Could I be missing something here? Or is it the dissolve function from ESRI a rather sub-optimal one? And that it can be made more efficient and stable by simply grouping the input file in sizes of around 80 objects?
There are a host of reasons which could confuse the above picture. Here are some of them:
- The number of overlapping polygons in the input files can make a big impact. So the issue with a sub-optimal dissolve function might not be relevant for an input file with fewer overlapping polygons. The example is extreme with +50 overlapping polygons.
- The remainder of the total polygons divided by group size will vary. This might have implications on the total time to perform the dissolve operation.
- The files I have used might be very unorthodox.
- The computer was in use while the calculations were made. Other activity might have influenced on the time used.

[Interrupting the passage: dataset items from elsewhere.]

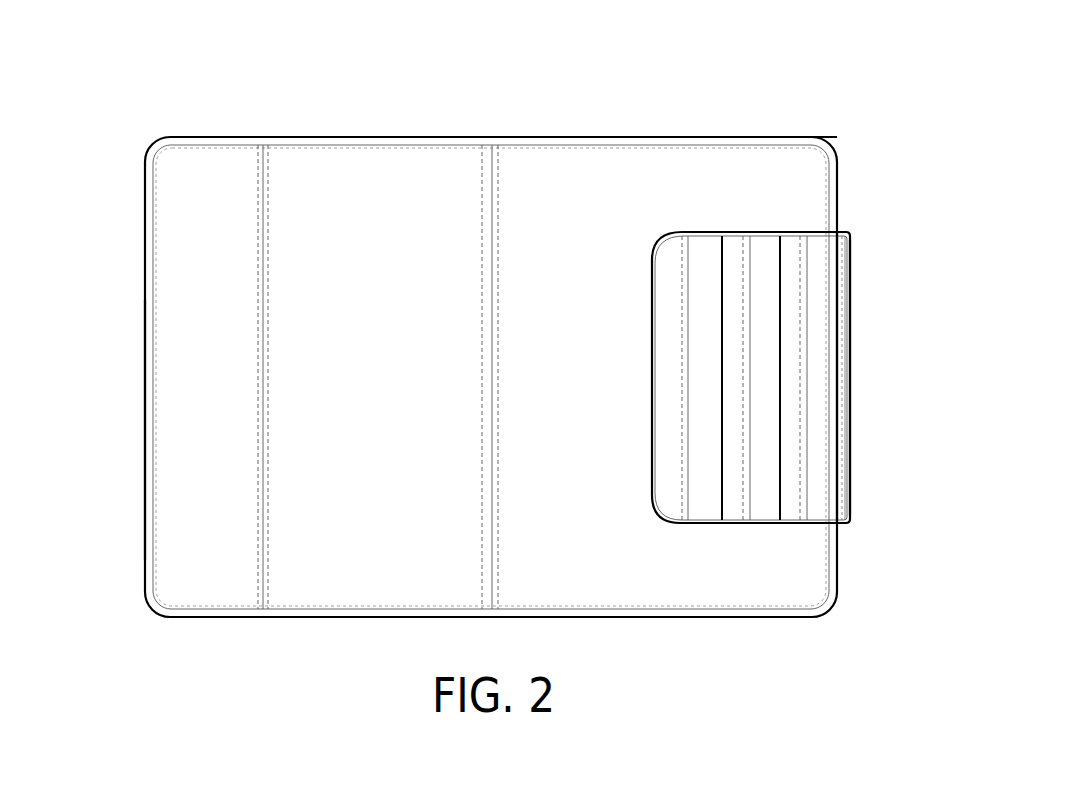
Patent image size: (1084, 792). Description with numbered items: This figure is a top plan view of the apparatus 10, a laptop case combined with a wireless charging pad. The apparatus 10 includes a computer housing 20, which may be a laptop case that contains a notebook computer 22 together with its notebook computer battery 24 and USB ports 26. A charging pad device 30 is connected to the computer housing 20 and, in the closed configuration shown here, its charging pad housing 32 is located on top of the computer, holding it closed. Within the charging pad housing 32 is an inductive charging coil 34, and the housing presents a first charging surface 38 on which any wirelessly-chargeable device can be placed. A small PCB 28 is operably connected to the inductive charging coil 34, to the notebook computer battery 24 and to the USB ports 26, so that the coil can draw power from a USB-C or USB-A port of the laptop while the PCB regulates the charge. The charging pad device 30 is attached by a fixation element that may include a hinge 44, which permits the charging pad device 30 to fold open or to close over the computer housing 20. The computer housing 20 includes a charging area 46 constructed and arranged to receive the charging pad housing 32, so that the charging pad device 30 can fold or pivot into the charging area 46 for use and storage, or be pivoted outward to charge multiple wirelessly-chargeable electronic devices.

The apparatus 10 is at (135, 66).
The computer housing 20 is at (312, 137).
The notebook computer 22 is at (415, 137).
The notebook computer battery 24 is at (513, 137).
The USB ports 26 is at (145, 265).
The small PCB 28 is at (145, 435).
The charging pad device 30 is at (822, 503).
The charging pad housing 32 is at (830, 250).
The inductive charging coil 34 is at (822, 467).
The first charging surface 38 is at (823, 390).
The hinge 44 is at (850, 327).
The charging area 46 is at (818, 232).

Since working through this problem in December last year I have happily concluded my alien species project, and as such this issue is not of my concern anymore. If someone finds the above of interest I would be curious to have some feedback. I am always eager to have arcpy script go faster. I am of course also interested in other approaches using for example open source libraries.
If my assumptions hold water I suggest that the ESRI guys and girls sit down and remake their dissolve function. It is basically sound, but something is amiss. And when the original function hangs they should give the user some feedback about this. How difficult could it be to implement a failsafe?
To allow for further testing and experimenting I have included the files used in this little experiment:
|Agder buffer||7.5 MiB||91|
|Agder Group 100 Dissolve Result||116.9 KiB||9|
|Agder Original Dissolve Result||116.5 KiB||11|
|Dissolve Calculations (xlsx)||25.7 KiB||50|
|Nordland buffer||6.7 MiB||26|
|Testing Group Dissolve Pythonscript||941.0 B||23|
I would also like to point you to the following discussion on http://gis.stackexchange.com/:
At last I would like to thank my colleagues Johan Danielsen and Martin Bartnes for their contributions and help in the process of understanding the shortcomings of the dissolve functionality in ArcGIS.